Petugas terdiri dari dosen, dokter hewan, mahasiswa profesi, hingga mahasiswa sarjana dari Sekolah Kedokteran Hewan dan Biomedis (SKHB) IPB. Mereka akan disebar ke DKI Jakarta, Kota Bogor, Kabupaten Bogor, dan Depok.
SCROLL TO CONTINUE WITH CONTENT
IPB menyebut pemeriksaan dilakukan mulai dari pengecekan kesehatan hewan sebelum disembelih hingga pemeriksaan daging setelah pemotongan.
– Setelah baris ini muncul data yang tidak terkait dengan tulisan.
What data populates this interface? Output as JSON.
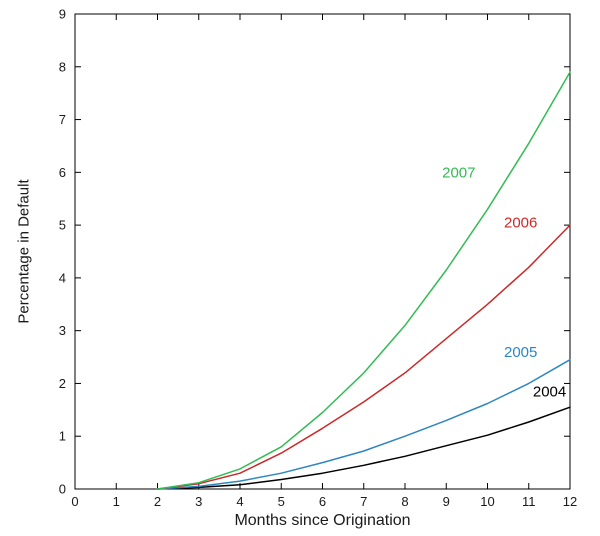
{
  "chart_data": {
    "type": "line",
    "title": "",
    "xlabel": "Months since Origination",
    "ylabel": "Percentage in Default",
    "xlim": [
      0,
      12
    ],
    "ylim": [
      0,
      9
    ],
    "xticks": [
      0,
      1,
      2,
      3,
      4,
      5,
      6,
      7,
      8,
      9,
      10,
      11,
      12
    ],
    "yticks": [
      0,
      1,
      2,
      3,
      4,
      5,
      6,
      7,
      8,
      9
    ],
    "grid": false,
    "legend_position": "inline-labels",
    "x": [
      2,
      3,
      4,
      5,
      6,
      7,
      8,
      9,
      10,
      11,
      12
    ],
    "series": [
      {
        "name": "2004",
        "color": "#000000",
        "values": [
          0,
          0.03,
          0.08,
          0.18,
          0.3,
          0.45,
          0.62,
          0.82,
          1.02,
          1.27,
          1.55
        ],
        "label": "2004",
        "label_x": 11.1,
        "label_y": 1.85
      },
      {
        "name": "2005",
        "color": "#2e86c1",
        "values": [
          0,
          0.05,
          0.15,
          0.3,
          0.5,
          0.72,
          1.0,
          1.3,
          1.62,
          2.0,
          2.45
        ],
        "label": "2005",
        "label_x": 10.4,
        "label_y": 2.6
      },
      {
        "name": "2006",
        "color": "#cc2929",
        "values": [
          0,
          0.1,
          0.3,
          0.68,
          1.15,
          1.65,
          2.2,
          2.85,
          3.5,
          4.2,
          5.0
        ],
        "label": "2006",
        "label_x": 10.4,
        "label_y": 5.05
      },
      {
        "name": "2007",
        "color": "#33bb55",
        "values": [
          0,
          0.12,
          0.38,
          0.8,
          1.45,
          2.2,
          3.1,
          4.15,
          5.3,
          6.55,
          7.9
        ],
        "label": "2007",
        "label_x": 8.9,
        "label_y": 6.0
      }
    ]
  }
}
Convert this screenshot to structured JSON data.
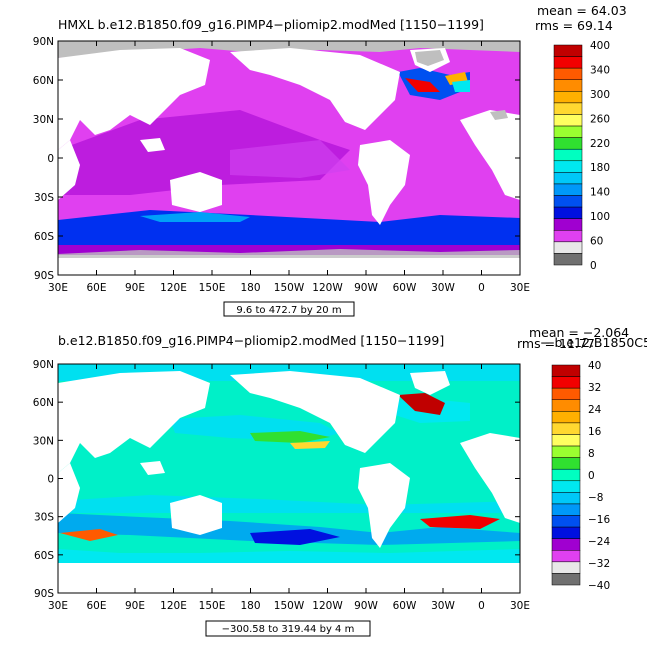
{
  "panels": [
    {
      "title": "HMXL  b.e12.B1850.f09_g16.PIMP4−pliomip2.modMed  [1150−1199]",
      "stat_line1": "mean = 64.03",
      "stat_line2": "rms = 69.14",
      "overlay_text": "",
      "lat_ticks": [
        "90N",
        "60N",
        "30N",
        "0",
        "30S",
        "60S",
        "90S"
      ],
      "lon_ticks": [
        "30E",
        "60E",
        "90E",
        "120E",
        "150E",
        "180",
        "150W",
        "120W",
        "90W",
        "60W",
        "30W",
        "0",
        "30E"
      ],
      "range_note": "9.6 to 472.7 by 20 m",
      "colorbar": {
        "labels": [
          "400",
          "340",
          "300",
          "260",
          "220",
          "180",
          "140",
          "100",
          "60",
          "0"
        ],
        "colors": [
          "#c00000",
          "#f20000",
          "#ff5a00",
          "#ff8c00",
          "#ffb000",
          "#ffd830",
          "#ffff60",
          "#9aff30",
          "#30e030",
          "#00ffc0",
          "#00e8f0",
          "#00c8f8",
          "#0098f8",
          "#0050f0",
          "#0010e0",
          "#a000d0",
          "#e040f0",
          "#e8e8e8",
          "#707070"
        ]
      }
    },
    {
      "title": "b.e12.B1850.f09_g16.PIMP4−pliomip2.modMed  [1150−1199]",
      "stat_line1": "mean = −2.064",
      "stat_line2": "rms = 11.77",
      "overlay_text": "− b.e12.B1850C5CN",
      "lat_ticks": [
        "90N",
        "60N",
        "30N",
        "0",
        "30S",
        "60S",
        "90S"
      ],
      "lon_ticks": [
        "30E",
        "60E",
        "90E",
        "120E",
        "150E",
        "180",
        "150W",
        "120W",
        "90W",
        "60W",
        "30W",
        "0",
        "30E"
      ],
      "range_note": "−300.58 to 319.44 by 4 m",
      "colorbar": {
        "labels": [
          "40",
          "32",
          "24",
          "16",
          "8",
          "0",
          "−8",
          "−16",
          "−24",
          "−32",
          "−40"
        ],
        "colors": [
          "#c00000",
          "#f20000",
          "#ff5a00",
          "#ff8c00",
          "#ffb000",
          "#ffd830",
          "#ffff60",
          "#9aff30",
          "#30e030",
          "#00ffc0",
          "#00e8f0",
          "#00c8f8",
          "#0098f8",
          "#0050f0",
          "#0010e0",
          "#a000d0",
          "#e040f0",
          "#e8e8e8",
          "#707070"
        ]
      }
    }
  ],
  "field_colors": {
    "land": "#ffffff",
    "ice": "#bfbfbf",
    "p0_background": "#e040f0",
    "p0_southern": "#0030f0",
    "p0_southern_light": "#00a0f8",
    "p0_tropical": "#a000d0",
    "p0_high": "#f20000",
    "p1_background": "#00f0c8",
    "p1_light": "#00e0f0",
    "p1_green": "#30e030",
    "p1_deep_pos": "#c00000",
    "p1_neg": "#0010e0"
  }
}
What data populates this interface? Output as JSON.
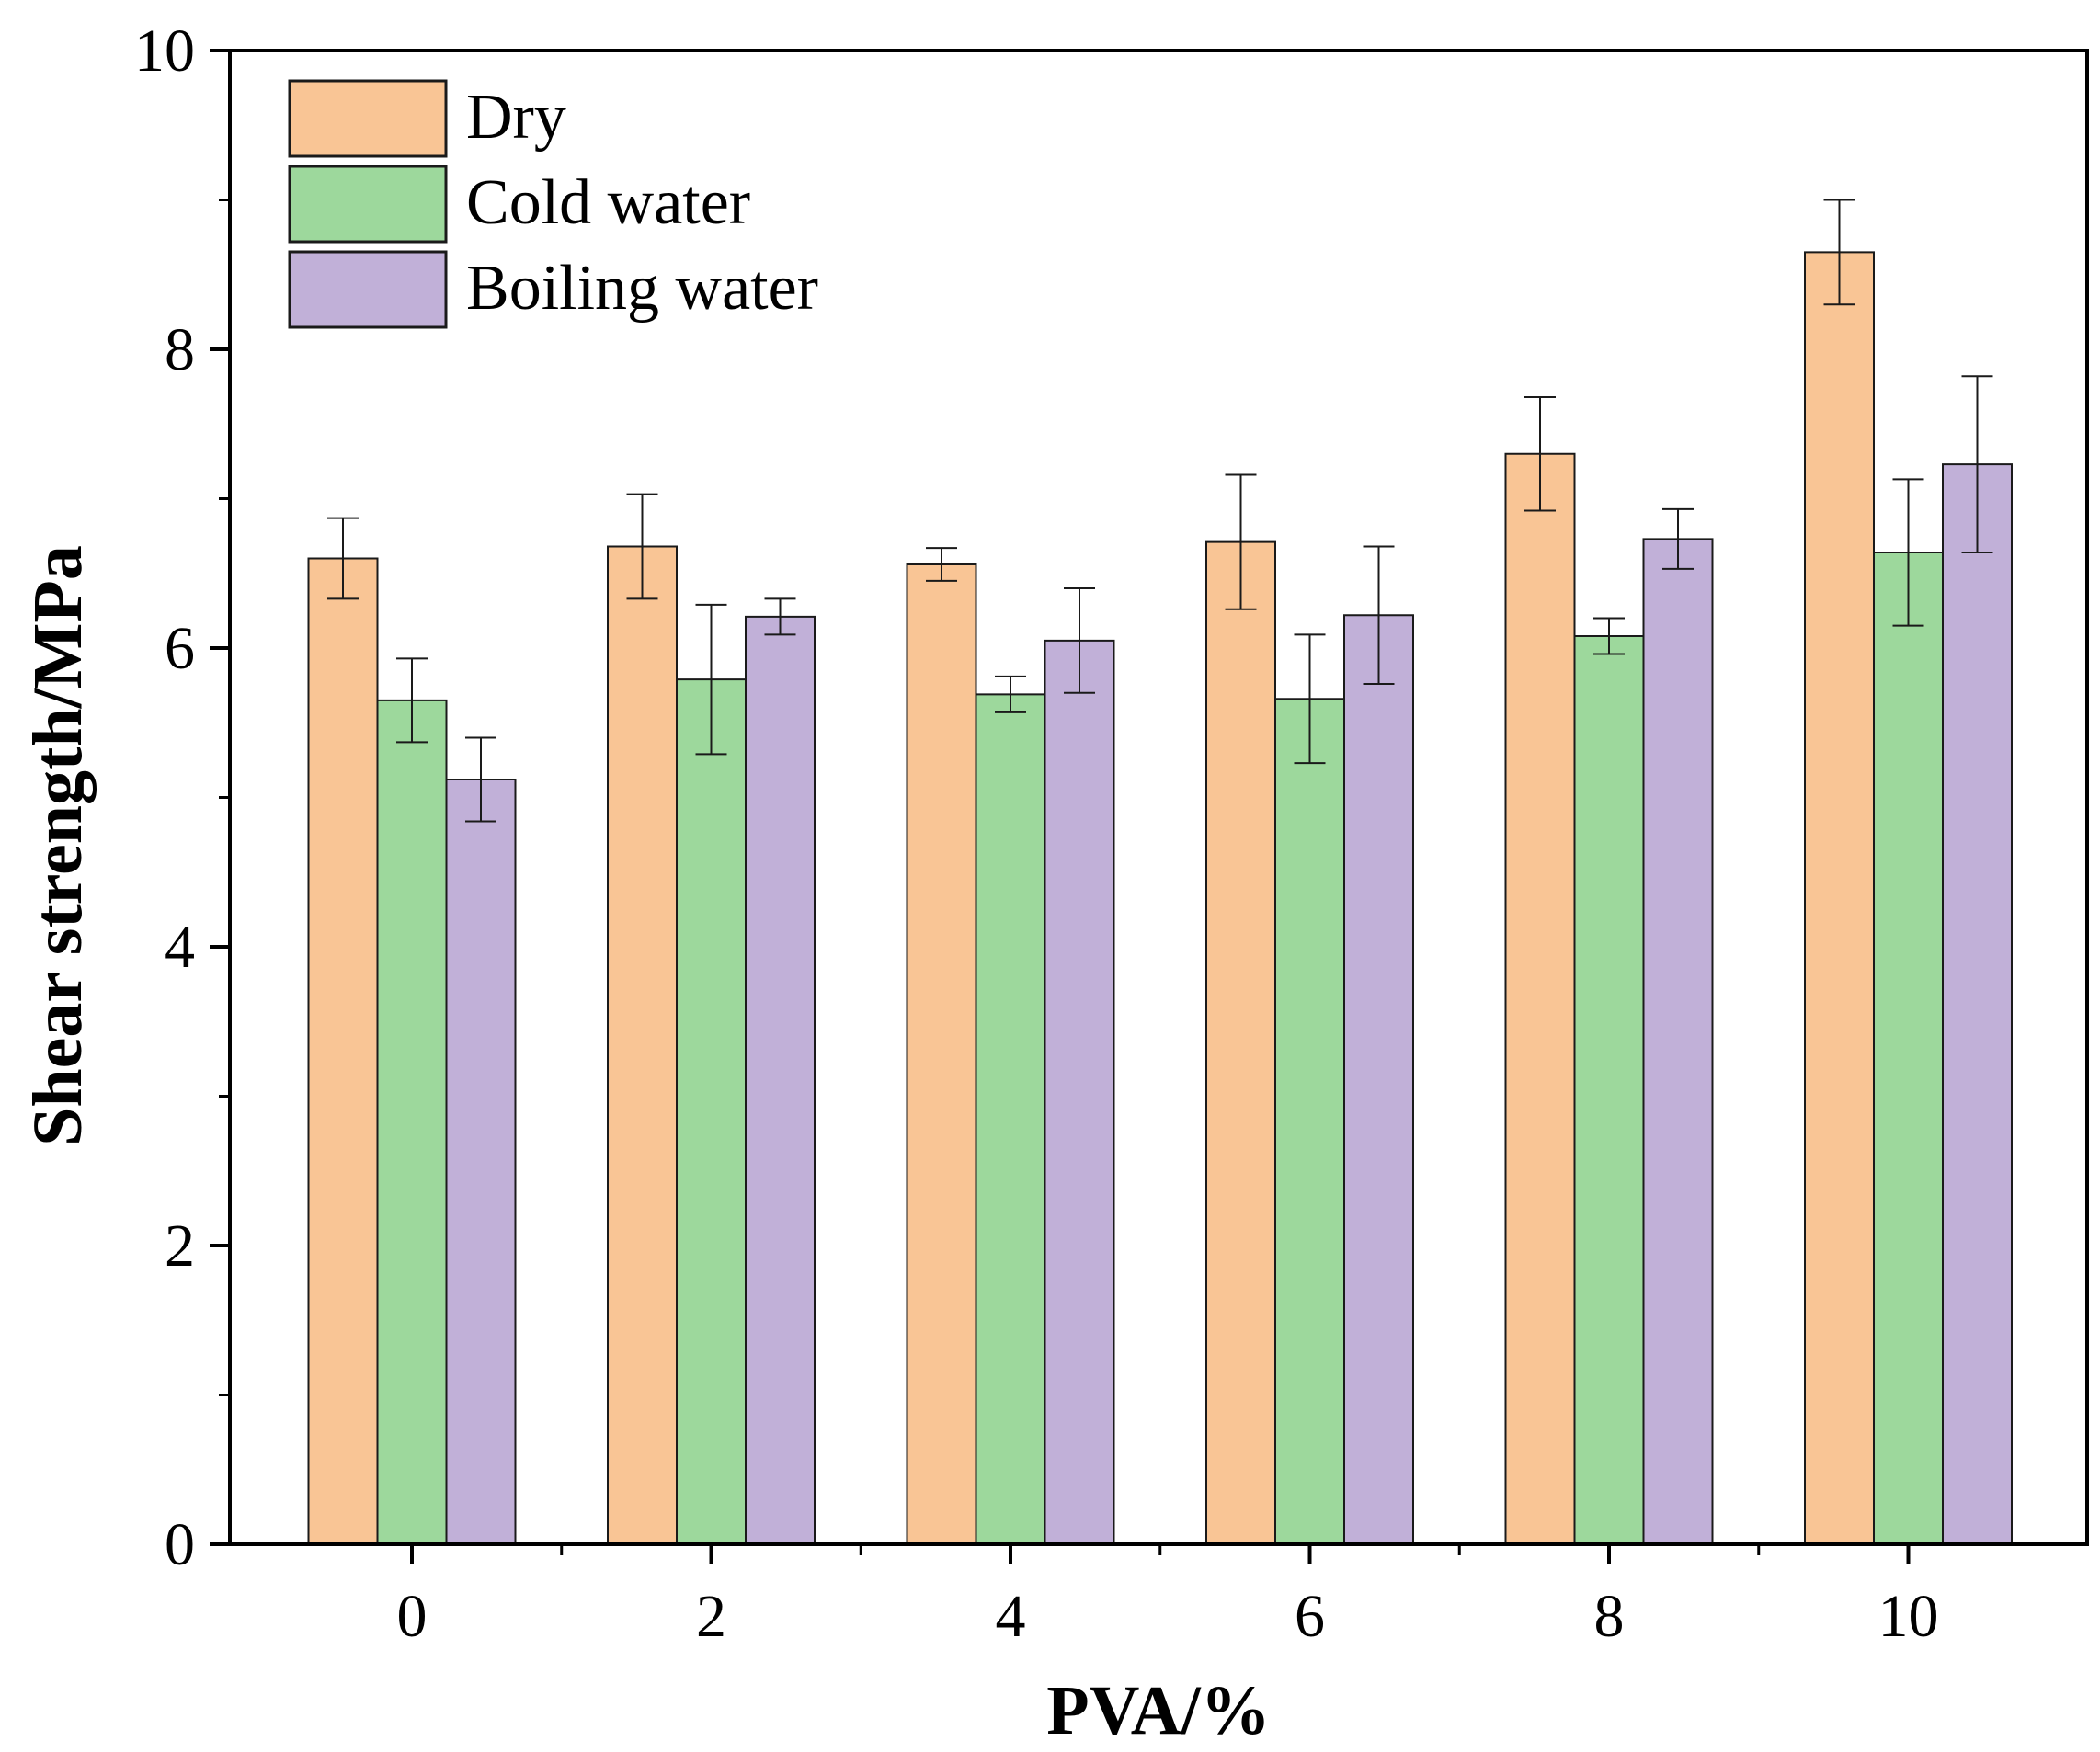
{
  "chart_data": {
    "type": "bar",
    "title": "",
    "xlabel": "PVA/%",
    "ylabel": "Shear strength/MPa",
    "categories": [
      "0",
      "2",
      "4",
      "6",
      "8",
      "10"
    ],
    "ylim": [
      0,
      10
    ],
    "yticks": [
      "0",
      "2",
      "4",
      "6",
      "8",
      "10"
    ],
    "legend_position": "top-left",
    "series": [
      {
        "name": "Dry",
        "color": "#F9C595",
        "values": [
          6.6,
          6.68,
          6.56,
          6.71,
          7.3,
          8.65
        ],
        "errors": [
          0.27,
          0.35,
          0.11,
          0.45,
          0.38,
          0.35
        ]
      },
      {
        "name": "Cold water",
        "color": "#9DD89C",
        "values": [
          5.65,
          5.79,
          5.69,
          5.66,
          6.08,
          6.64
        ],
        "errors": [
          0.28,
          0.5,
          0.12,
          0.43,
          0.12,
          0.49
        ]
      },
      {
        "name": "Boiling water",
        "color": "#C1B0D8",
        "values": [
          5.12,
          6.21,
          6.05,
          6.22,
          6.73,
          7.23
        ],
        "errors": [
          0.28,
          0.12,
          0.35,
          0.46,
          0.2,
          0.59
        ]
      }
    ]
  }
}
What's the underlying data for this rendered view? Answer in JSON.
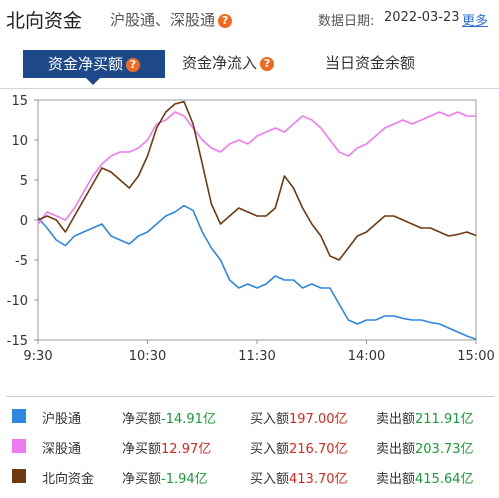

Petugas juga diminta memberi edukasi soal pengelolaan daging yang higienis dan kesejahteraan hewan.
Ketua Pelaksana Pemeriksaan Kesehatan Hewan dan Daging Kurban 1447 H, Ardilasunu Wicaksono, mengatakan permintaan pemeriksaan hewan kurban terus meningkat setiap tahun.
"Awareness masyarakat untuk memastikan hewan sehat dan daging sehat yang didistribusikan semakin meningkat," ujarnya.
Dari total 525 personel, sebanyak 205 petugas ditempatkan di DKI Jakarta dan 187 orang di Kota Bogor. Sisanya disebar ke wilayah lain di sekitar Jabodetabek.
Sementara itu, Direktur Kesehatan Masyarakat Veteriner Kementerian Pertanian, Ketut Wirata, mengatakan pengawasan kurban tahun ini dilakukan secara nasional dengan melibatkan pemerintah pusat, pemerintah daerah, organisasi profesi, hingga perguruan tinggi.